The U.S. chose AI as the arena for competition and confrontation. Have the U.S. sanctions in the name of national security backfired? Have the restrictions unintentionally made Chinese engineers more creative and resourceful? Could DeepSeek have come this far if the Chinese race for AI supremacy had happened on U.S. terms of brute force? What could be the next step for the U.S. to assert its leadership in AI supremacy? More sanctions? Discussions about banning or restricting DeepSeek in Western markets have not yet been explicitly reported. Still, its rapid rise could potentially lead to regulatory actions or calls for restrictions in the future. However, no matter what happens explicitly to Chinese models, the genie is out of the bottle in the sense that model development and resource use will change dramatically also for Western-developed models.
Therefore, this is a positive supply shock to the economy and, as such, positive for productivity and growth. It is good for every consumer and company that utilizes the technology. The value has the potential to migrate to the technology users.

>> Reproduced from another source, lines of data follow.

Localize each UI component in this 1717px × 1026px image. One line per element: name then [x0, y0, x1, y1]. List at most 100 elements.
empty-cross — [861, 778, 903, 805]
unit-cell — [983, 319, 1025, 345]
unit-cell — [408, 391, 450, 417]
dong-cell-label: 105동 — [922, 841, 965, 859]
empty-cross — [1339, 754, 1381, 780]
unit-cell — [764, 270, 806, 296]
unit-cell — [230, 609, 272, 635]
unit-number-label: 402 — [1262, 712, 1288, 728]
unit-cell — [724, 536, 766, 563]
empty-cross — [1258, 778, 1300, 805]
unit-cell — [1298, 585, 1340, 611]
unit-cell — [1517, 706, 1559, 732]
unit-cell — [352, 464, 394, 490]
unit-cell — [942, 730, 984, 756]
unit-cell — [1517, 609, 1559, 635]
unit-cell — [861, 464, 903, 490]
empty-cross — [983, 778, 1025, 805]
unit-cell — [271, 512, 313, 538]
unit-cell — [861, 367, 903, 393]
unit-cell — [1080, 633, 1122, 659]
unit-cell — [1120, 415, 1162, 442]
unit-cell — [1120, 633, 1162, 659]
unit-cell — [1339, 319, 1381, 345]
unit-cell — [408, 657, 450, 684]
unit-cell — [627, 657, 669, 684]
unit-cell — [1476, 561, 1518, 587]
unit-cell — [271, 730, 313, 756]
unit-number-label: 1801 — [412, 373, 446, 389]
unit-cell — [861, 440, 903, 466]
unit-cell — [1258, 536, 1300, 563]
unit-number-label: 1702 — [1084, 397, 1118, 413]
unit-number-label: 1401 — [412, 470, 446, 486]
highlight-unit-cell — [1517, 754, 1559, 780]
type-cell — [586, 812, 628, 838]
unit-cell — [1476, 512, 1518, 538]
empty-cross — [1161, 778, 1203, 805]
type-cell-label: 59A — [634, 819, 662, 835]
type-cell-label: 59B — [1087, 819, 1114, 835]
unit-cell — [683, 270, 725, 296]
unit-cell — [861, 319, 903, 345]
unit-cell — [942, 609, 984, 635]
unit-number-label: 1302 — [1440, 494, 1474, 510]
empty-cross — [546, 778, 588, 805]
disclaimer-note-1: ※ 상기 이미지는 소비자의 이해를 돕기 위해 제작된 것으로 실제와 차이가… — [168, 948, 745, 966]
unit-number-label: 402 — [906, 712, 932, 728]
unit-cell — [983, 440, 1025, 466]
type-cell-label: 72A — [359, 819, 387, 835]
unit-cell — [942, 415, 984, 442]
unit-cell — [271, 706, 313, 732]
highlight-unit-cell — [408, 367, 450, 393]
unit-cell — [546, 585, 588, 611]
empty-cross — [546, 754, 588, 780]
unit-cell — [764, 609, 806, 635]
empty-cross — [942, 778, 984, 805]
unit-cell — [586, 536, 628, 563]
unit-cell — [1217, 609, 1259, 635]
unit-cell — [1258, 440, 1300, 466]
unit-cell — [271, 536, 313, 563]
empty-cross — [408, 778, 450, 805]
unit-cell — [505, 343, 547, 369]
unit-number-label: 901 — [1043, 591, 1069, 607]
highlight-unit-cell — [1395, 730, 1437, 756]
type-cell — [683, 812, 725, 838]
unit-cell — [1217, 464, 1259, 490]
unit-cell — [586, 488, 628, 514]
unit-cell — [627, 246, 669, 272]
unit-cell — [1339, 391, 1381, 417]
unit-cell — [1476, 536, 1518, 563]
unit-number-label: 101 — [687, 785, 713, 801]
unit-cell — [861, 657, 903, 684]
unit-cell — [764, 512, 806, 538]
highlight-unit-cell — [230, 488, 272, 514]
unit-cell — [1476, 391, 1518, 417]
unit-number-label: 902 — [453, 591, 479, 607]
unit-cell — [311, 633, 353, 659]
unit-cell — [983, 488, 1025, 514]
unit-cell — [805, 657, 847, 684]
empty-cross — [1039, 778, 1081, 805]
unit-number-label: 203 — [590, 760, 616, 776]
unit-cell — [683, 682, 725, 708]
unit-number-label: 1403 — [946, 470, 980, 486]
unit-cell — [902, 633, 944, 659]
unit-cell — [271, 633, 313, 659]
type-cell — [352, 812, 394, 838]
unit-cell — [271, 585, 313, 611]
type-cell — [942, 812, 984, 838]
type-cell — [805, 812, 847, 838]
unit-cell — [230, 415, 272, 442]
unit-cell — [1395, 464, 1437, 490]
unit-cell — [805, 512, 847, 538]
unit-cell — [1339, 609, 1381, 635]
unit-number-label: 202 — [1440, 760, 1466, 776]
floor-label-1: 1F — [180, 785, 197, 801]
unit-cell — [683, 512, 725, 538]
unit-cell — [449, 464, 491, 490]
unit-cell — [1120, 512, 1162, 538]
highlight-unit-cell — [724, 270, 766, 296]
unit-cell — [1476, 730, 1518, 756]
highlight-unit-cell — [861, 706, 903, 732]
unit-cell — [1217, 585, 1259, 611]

Also, the fact that a relatively small outfit in China has managed to force itself into the top of the league table of GenAI should question the “exceptionalism” of certain U.S. tech companies. The premise that massive value will be extracted from excessive investments in model training and compute clusters should also be questioned. In that way, DeepSeek can also be seen as a term of Trade shock, which could have macroeconomic implications in the form of capital flows into the U.S. equity market and then into dollar assets. The U.S. technology sector is not the only game in town.
Important Information
This information has been provided by C WorldWide and was published in February 2025 for informational purposes only. It does not constitute or form part of any offer to issue or sell, or any solicitation of any offer to subscribe or to purchase, shares, units or other interests in investments that may be referred to herein and must not be construed as investment or financial product advice. Harbor nor C WorldWide has not considered any reader’s financial situation, objective or needs in providing the relevant information.
Investing entails risks and there can be no assurance that any investment will achieve profits or avoid incurring losses. Past performance is not necessarily a guide to future performance or returns. C WorldWide has taken all reasonable care to ensure that the information contained in this material is accurate at the time of its distribution, no representation or warranty, express or implied, is made as to the accuracy, reliability or completeness of such information.
The views expressed herein may not be reflective of current opinions, are subject to change without prior notice. This material does not constitute investment advice and should not be viewed as a current or past recommendation or a solicitation of an offer to buy or sell any securities or to adopt any investment strategy.
This material may contain forward-looking information that is not purely historical in nature. Such information may include, among other things, projections and forecasts. There is no guarantee that any of these views will come to pass.